Women and Gold is a 1925 American silent drama film directed by James P. Hogan and starring Frank Mayo, Sylvia Breamer and William B. Davidson. It was produced by the independent Gotham Pictures.

==Plot==
In South America, bored Myra Barclay runs off with Señor Ortego the owner of the mine for which her husband is manager. Soon realizing she has made a mistake she decides to return to her husband but suffers a head injury and suffers amnesia.
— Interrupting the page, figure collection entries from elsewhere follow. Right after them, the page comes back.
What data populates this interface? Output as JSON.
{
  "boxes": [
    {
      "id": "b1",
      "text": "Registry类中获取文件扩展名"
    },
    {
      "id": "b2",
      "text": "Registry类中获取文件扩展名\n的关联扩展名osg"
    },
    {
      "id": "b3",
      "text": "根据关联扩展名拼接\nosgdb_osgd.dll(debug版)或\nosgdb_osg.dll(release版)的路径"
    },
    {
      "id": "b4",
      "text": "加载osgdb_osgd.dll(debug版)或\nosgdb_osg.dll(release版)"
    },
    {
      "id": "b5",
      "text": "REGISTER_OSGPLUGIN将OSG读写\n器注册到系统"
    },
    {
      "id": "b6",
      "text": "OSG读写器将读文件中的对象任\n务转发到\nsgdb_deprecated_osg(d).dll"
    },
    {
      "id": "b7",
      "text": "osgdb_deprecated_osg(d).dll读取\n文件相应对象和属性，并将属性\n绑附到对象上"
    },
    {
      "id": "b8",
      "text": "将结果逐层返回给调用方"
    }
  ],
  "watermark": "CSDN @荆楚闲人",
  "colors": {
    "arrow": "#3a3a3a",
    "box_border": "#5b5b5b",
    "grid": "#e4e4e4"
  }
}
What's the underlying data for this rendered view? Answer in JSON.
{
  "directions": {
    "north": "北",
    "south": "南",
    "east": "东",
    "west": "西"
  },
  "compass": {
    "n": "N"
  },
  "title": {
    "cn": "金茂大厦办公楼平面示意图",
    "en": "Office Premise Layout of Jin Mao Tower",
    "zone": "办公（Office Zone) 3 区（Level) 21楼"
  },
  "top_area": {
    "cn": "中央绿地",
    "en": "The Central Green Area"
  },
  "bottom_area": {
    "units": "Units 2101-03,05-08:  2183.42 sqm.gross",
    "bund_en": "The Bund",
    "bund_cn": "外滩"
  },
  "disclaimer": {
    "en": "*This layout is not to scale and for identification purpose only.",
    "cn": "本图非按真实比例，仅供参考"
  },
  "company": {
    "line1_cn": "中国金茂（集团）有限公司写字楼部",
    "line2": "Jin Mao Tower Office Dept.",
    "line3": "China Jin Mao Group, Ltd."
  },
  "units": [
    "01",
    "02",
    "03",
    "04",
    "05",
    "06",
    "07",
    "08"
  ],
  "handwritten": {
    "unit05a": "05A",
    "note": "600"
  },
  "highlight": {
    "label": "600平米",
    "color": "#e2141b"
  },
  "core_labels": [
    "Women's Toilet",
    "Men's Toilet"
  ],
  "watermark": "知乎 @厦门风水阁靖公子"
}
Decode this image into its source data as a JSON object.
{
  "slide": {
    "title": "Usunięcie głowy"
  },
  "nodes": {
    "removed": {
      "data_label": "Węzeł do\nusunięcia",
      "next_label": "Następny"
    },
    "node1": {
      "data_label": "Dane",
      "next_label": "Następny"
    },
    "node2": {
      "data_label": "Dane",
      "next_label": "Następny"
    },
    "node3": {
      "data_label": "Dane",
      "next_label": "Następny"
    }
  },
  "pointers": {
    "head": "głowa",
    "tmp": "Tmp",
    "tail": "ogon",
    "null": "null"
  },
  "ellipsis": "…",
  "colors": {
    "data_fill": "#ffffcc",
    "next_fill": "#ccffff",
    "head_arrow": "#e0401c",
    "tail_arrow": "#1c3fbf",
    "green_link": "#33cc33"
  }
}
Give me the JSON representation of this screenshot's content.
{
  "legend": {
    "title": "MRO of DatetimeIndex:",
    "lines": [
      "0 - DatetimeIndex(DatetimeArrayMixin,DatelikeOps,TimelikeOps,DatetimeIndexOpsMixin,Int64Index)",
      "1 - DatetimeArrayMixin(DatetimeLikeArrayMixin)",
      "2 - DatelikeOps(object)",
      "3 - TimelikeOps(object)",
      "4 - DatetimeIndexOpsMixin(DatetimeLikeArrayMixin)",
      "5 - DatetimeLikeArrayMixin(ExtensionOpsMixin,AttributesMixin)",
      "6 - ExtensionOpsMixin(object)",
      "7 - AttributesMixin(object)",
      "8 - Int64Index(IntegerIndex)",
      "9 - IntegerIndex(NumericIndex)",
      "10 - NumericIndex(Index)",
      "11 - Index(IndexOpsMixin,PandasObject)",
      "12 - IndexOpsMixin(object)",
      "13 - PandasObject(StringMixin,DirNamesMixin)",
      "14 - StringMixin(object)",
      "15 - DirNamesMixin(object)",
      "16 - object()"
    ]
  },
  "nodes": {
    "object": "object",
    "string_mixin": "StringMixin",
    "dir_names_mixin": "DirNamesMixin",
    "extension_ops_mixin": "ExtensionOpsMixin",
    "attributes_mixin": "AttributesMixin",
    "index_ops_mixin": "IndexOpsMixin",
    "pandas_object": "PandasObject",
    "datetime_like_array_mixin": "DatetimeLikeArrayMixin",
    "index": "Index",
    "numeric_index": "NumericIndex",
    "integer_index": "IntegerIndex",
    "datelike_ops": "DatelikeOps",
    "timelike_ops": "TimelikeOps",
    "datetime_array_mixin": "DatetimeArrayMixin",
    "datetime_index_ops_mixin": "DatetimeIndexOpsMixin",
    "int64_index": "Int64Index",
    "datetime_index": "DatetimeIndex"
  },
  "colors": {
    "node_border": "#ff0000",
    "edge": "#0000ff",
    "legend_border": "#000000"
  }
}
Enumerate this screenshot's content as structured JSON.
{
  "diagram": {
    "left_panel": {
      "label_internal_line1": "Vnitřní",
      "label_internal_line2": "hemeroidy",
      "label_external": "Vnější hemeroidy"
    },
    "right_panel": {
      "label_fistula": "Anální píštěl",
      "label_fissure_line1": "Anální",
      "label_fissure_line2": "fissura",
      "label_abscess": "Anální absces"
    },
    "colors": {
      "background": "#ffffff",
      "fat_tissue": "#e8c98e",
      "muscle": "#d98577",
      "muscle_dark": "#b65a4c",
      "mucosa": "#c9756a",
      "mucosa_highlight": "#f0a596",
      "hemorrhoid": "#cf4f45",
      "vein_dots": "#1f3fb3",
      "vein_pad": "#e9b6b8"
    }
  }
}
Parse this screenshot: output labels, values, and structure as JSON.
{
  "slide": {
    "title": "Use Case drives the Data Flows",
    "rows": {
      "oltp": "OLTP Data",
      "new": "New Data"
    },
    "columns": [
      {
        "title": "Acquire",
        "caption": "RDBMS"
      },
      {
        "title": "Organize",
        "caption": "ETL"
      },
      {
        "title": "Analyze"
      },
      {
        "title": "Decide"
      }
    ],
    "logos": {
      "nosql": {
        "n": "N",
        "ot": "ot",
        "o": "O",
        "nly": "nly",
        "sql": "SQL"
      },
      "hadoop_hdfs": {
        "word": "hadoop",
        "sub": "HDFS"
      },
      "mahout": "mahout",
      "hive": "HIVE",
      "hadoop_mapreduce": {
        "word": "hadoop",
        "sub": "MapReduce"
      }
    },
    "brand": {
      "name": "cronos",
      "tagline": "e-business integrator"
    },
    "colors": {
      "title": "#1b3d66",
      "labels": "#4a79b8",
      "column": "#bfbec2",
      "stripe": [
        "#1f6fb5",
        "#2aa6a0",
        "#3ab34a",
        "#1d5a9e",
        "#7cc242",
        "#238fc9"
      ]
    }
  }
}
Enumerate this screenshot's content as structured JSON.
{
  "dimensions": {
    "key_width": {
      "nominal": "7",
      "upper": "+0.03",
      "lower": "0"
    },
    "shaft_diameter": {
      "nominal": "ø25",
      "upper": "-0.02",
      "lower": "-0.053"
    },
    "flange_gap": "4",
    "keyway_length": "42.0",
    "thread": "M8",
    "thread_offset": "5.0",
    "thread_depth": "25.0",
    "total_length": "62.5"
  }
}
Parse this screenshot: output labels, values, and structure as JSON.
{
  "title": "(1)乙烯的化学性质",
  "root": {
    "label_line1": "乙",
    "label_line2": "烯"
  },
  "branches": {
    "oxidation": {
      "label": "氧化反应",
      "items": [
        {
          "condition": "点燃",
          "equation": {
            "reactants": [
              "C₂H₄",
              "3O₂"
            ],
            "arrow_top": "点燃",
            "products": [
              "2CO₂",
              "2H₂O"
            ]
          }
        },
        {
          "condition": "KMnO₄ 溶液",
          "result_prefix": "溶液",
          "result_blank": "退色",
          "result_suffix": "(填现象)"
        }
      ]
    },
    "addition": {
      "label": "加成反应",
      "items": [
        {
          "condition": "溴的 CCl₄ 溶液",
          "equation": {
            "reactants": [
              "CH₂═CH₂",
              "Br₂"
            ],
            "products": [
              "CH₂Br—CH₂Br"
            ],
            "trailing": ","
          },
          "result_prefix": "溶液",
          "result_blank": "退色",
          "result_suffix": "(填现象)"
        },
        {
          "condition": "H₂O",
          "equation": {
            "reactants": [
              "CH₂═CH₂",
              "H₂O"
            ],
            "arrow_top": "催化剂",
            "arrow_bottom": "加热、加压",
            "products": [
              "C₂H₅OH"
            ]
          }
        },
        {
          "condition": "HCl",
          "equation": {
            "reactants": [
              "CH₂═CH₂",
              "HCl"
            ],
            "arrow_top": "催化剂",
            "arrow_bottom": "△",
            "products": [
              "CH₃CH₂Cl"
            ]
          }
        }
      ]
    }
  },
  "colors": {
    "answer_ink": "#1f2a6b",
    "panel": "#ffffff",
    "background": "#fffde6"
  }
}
Meanwhile, her husband is arrested for the attempted murder of Ortego. Breaking free he manages to find his wife, and the sight of him restores her memory. Ortego has been dealt justice by being stabbed to death by another man he has wronged.

==Cast==
- Frank Mayo as Dan Barclay
- Sylvia Breamer as 	Myra Barclay
- William B. Davidson as Señor Ortego
- Frankie Darro as Dan Barclay Jr.
- Ina Anson as 	Carmelita
- Tote Du Crow as Ricardo
- James Olivio as 	Humpy
- John T. Prince as Doc Silver

==Bibliography==
- Connelly, Robert B. The Silents: Silent Feature Films, 1910-36, Volume 40, Issue 2. December Press, 1998.
- Munden, Kenneth White. The American Film Institute Catalog of Motion Pictures Produced in the United States, Part 1. University of California Press, 1997.